Richter wrote that he supports the redesign but agrees with Smull that more of the line should be rerouted to run directly under South La Senda Drive rather than the bluffs. He said that would bring the line farther inland and make it less likely a sewage spill would reach the ocean.
Richter's concern pertains to the tunnel's portion along the bluff north until it reaches Bay Drive, he wrote.
"Significant bluff instability and land sliding has occurred historically along the cove below South La Senda and Bay Drive," Richter's letter said.
The water district said a tunnel directly underneath all of South La Senda Drive would be "impractical" and "unnecessary," according to an Oct. 22 letter to the Planning Commission and the community development department.
Smull's concerns have been vetted through a comprehensive public outreach process that included a February meeting with district officials, Smull, Richter and Three Arch Bay residents, the district letter said.
District board members unanimously approved the tunnel realignment plans for under the bluffs at their March 28 board meeting.
When realigned, the bluffs would be stable and able to serve all existing homes with their existing sewer connections, according to the letter.
The water district said the plan as proposed is all that is needed.
"Where the tunnel is proposed is sufficient and grounded in bedrock," McDivitt said during Wednesday's meeting.
If crews built a new tunnel under South La Senda Drive, 14 affected private property owners would need to have new pump stations built under their homes, "a substantial construction undertaking," which would require new plumbing at significant private cost, the letter said.
"Two tunnels would then be required, with one serving only 14 homes," according to the letter. "At a reduced flow rate, these 14 homes will experience unacceptable operating conditions, including an increased potential for sewer backups and lingering foul odors."

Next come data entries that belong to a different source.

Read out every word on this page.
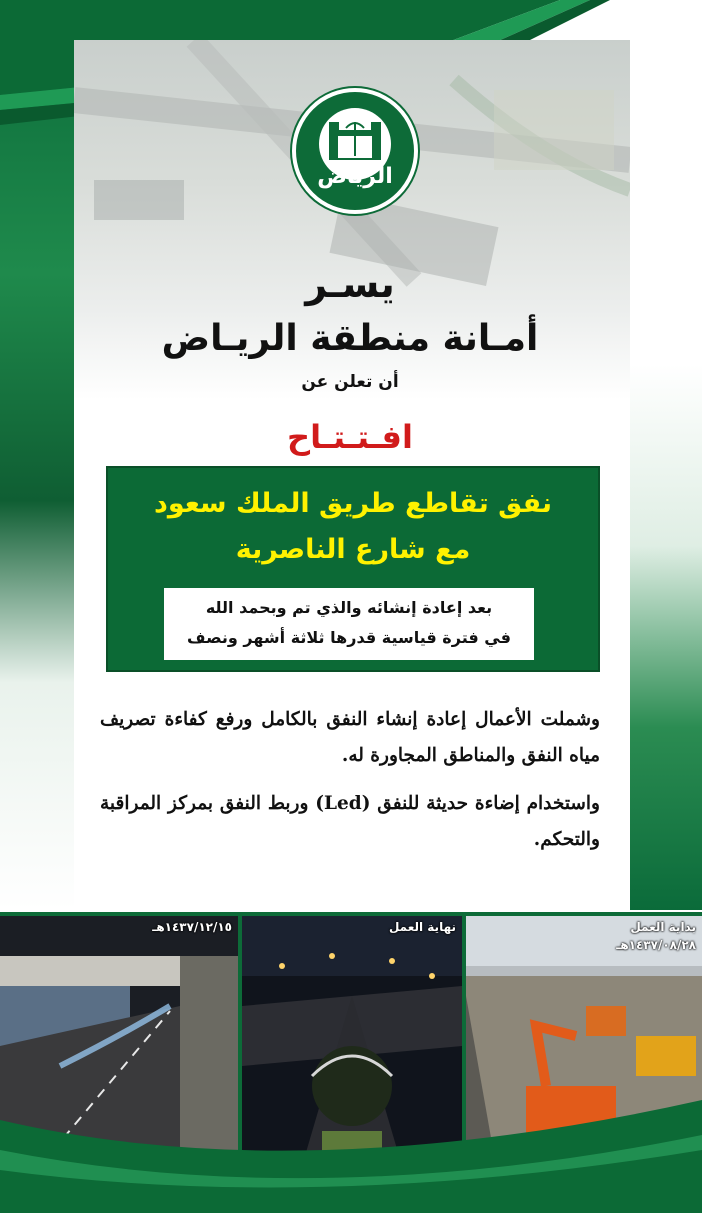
الرياض
يسـر
أمـانة منطقة الريـاض
أن تعلن عن
افـتـتـاح
نفق تقاطع طريق الملك سعود
مع شارع الناصرية
بعد إعادة إنشائه والذي تم وبحمد الله
في فترة قياسية قدرها ثلاثة أشهر ونصف
وشملت الأعمال إعادة إنشاء النفق بالكامل ورفع كفاءة تصريف مياه النفق والمناطق المجاورة له.
واستخدام إضاءة حديثة للنفق (Led) وربط النفق بمركز المراقبة والتحكم.
١٤٣٧/١٢/١٥هـ	نهاية العمل	بداية العمل
١٤٣٧/٠٨/٢٨هـ
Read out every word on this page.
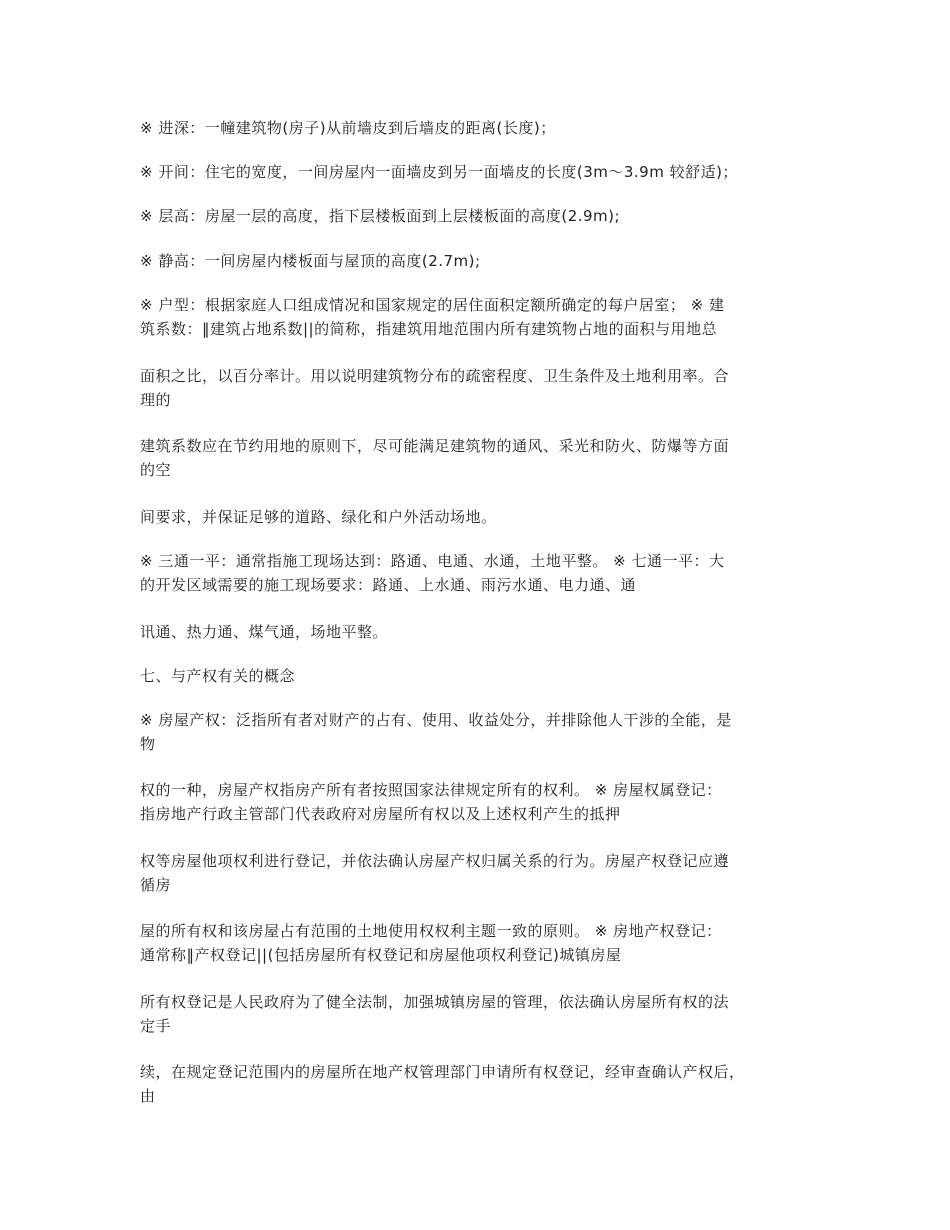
※ 进深：一幢建筑物(房子)从前墙皮到后墙皮的距离(长度)；

※ 开间：住宅的宽度，一间房屋内一面墙皮到另一面墙皮的长度(3m～3.9m 较舒适)；

※ 层高：房屋一层的高度，指下层楼板面到上层楼板面的高度(2.9m);

※ 静高：一间房屋内楼板面与屋顶的高度(2.7m);

※ 户型：根据家庭人口组成情况和国家规定的居住面积定额所确定的每户居室； ※ 建
筑系数：‖建筑占地系数||的简称，指建筑用地范围内所有建筑物占地的面积与用地总

面积之比，以百分率计。用以说明建筑物分布的疏密程度、卫生条件及土地利用率。合
理的

建筑系数应在节约用地的原则下，尽可能满足建筑物的通风、采光和防火、防爆等方面
的空

间要求，并保证足够的道路、绿化和户外活动场地。

※ 三通一平：通常指施工现场达到：路通、电通、水通，土地平整。 ※ 七通一平：大
的开发区域需要的施工现场要求：路通、上水通、雨污水通、电力通、通

讯通、热力通、煤气通，场地平整。

七、与产权有关的概念

※ 房屋产权：泛指所有者对财产的占有、使用、收益处分，并排除他人干涉的全能，是
物

权的一种，房屋产权指房产所有者按照国家法律规定所有的权利。 ※ 房屋权属登记：
指房地产行政主管部门代表政府对房屋所有权以及上述权利产生的抵押

权等房屋他项权利进行登记，并依法确认房屋产权归属关系的行为。房屋产权登记应遵
循房

屋的所有权和该房屋占有范围的土地使用权权利主题一致的原则。 ※ 房地产权登记：
通常称‖产权登记||(包括房屋所有权登记和房屋他项权利登记)城镇房屋

所有权登记是人民政府为了健全法制，加强城镇房屋的管理，依法确认房屋所有权的法
定手

续，在规定登记范围内的房屋所在地产权管理部门申请所有权登记，经审查确认产权后，
由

Commissioner Anne Johnson wanted to make sure the public stays informed about the project going forward.
She asked district staff to send email notification of meetings and post updates on the district website.
McDivitt acknowledged that the district has met with and kept residents near Fourth Avenue informed, and will maintain communication.
"We're willing to set up a regular meeting schedule so we can be good neighbors and post regular updates on the website," he said.
The public is invited to take a tour of the tunnel with planning commissioners and district staff at a later date.
Project hours would be from 7 a.m. to 6 p.m. Mondays through Fridays for 46 weeks per year, with breaks around major holidays, McDivitt said. The work is scheduled to begin in 2014.
[For the record, 9:16 a.m. Nov. 6: An earlier version of this story incorrectly reported that crews will enlarge and stabilize 3,200 feet of a two-mile-long tunnel. Actually, the entire tunnel would be enlarged and stabilized.]